大企業と中小企業のパートナーシップ構築を

「〝安い日本〟を止める」─。1年前に1ドル・110円台だった為替相場が23年後半には150円前後にまで円安が進んだ。今、140円前後という水準。インバウンド(訪日観光客)の間での日本の印象は、「おいしい」と「安い日本」である。

 円安は、輸出好調などで企業収益にはプラス面もあるが、輸入物価の上昇などによる原材料や食品価格のアップで国民生活を圧迫する要因ともなる。

「そうですね。まず円安状況を止めて、(1ドル)100円から110円位に、適温経済と言いますか、何とか円安を止めなきゃいけないなと。円安を止めて、経済の循環を良くしていく。日本は、ビッグマック指数でいつも下がっているわけですからね。この安い日本をまず喰い止めなければいけない」

 さらに、中長期視点で、人口減、少子化・高齢化問題、そして人手不足問題にどう対応していくかという課題。
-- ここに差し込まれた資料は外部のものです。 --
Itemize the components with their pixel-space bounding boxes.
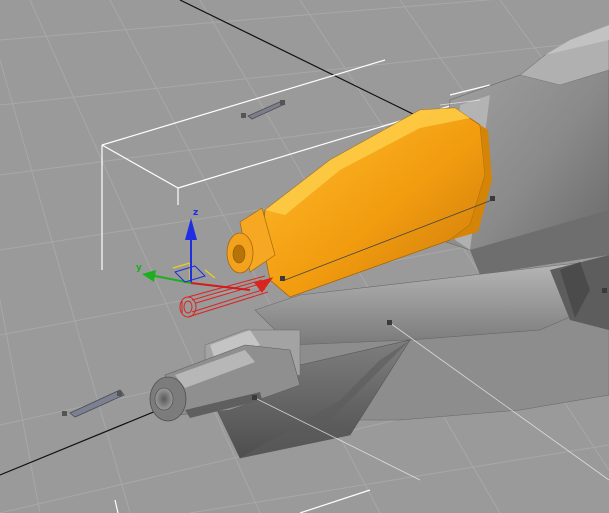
gizmo-z-label: z xyxy=(193,208,198,218)
gizmo-x-axis[interactable] xyxy=(190,282,251,291)
light-helper-top xyxy=(241,100,286,120)
gizmo-y-label: y xyxy=(136,263,142,273)
selected-part-orange[interactable] xyxy=(226,107,495,298)
light-helper-bottom xyxy=(62,389,125,418)
gizmo-plane-handles[interactable] xyxy=(172,262,216,280)
3d-viewport[interactable]: z y xyxy=(0,0,609,513)
viewport-canvas[interactable]: z y xyxy=(0,0,609,513)
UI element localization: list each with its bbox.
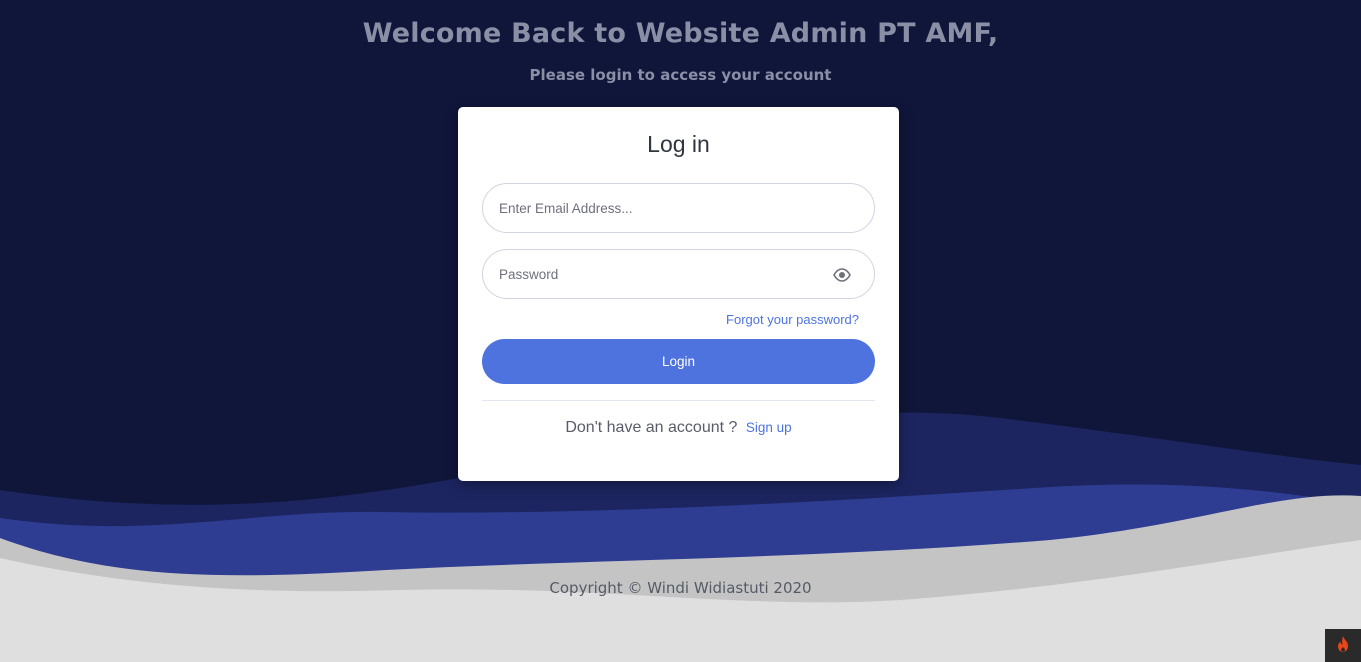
login-card-title: Log in [647,131,710,157]
password-field[interactable] [499,250,829,298]
page-title: Welcome Back to Website Admin PT AMF, [362,18,999,49]
copyright-text: Copyright © Windi Widiastuti 2020 [549,579,812,597]
flame-icon [1335,635,1351,657]
forgot-password-link[interactable]: Forgot your password? [726,312,859,327]
signup-row: Don't have an account ? Sign up [458,419,899,437]
email-field[interactable] [499,184,829,232]
eye-icon[interactable] [832,266,852,284]
email-field-wrapper [482,183,875,233]
signup-prompt: Don't have an account ? [565,419,738,436]
password-field-wrapper [482,249,875,299]
page-subtitle: Please login to access your account [529,66,832,84]
login-button[interactable]: Login [482,339,875,384]
debug-toolbar-button[interactable] [1325,629,1361,662]
signup-link[interactable]: Sign up [746,420,792,435]
divider [482,400,875,401]
login-card: Log in Forgot your password? Login Don't… [458,107,899,481]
「まず人口減、少子化・高齢化というのは与件として捉える。これは当たり前のことですね」と小路氏は断りながら、〝間接人口〟をキーワードに続ける。

「間接人口というのは、例えば、インバウンドで年間3000万人が日本を訪れる。将来は6000万人という数字を経産省がつくっていますが、3000万人で28兆円のGDP創出に貢献すると。そういったインバウンドの人たちをオーバーツーリズムにならない範囲で、観光立国として呼び込んでいく。そうすると経済に貢献してくれるわけです。これが間接人口ですね」

 また、日本への留学生が学業を終えた後、日本で仕事し、場合によっては定住する。

「日本の文化や歴史とか社会情勢がよく分かった人が日本に定住してくれる。こういった人たちも間接人口と呼んでいます」

 移民ではなく、こうした間接人口をいかに増やしていくかも大事と小路氏は訴える。

 そして、AI(人工知能)やロボティクスの活用である。

「もっと言えば、そうした最先端テクノロジーを産業界全体でどうシェアリングしていくかです。中小地域企業というのは、そうした所に投資できないでいます」という問題意識。

「小規模企業の労働分配率はもう85%後半になっています。もうなかなか賃金も払えない。コスト主義で非常に厳しいです。だから、わたしはそうした中小地域企業に大手企業が人を出していくと。例えば、デジタル関係、DX関係の人材をどんどん出していくと、出向でね。そして中小と人材シェアリングをして、AIやロボティクスの導入に関して、人の力でできる部分というのを応援していくと。そういったシェアリングもやっていくべきだと思います」

 近年、大企業と中小企業の『パートナーシップ構築戦略』も進む。人材シェアリング、コストシェアリングを進めていく時という小路氏の一経済人・経営者としての訴えである。

 今ほど、日本の知恵の真価が問われている時はない。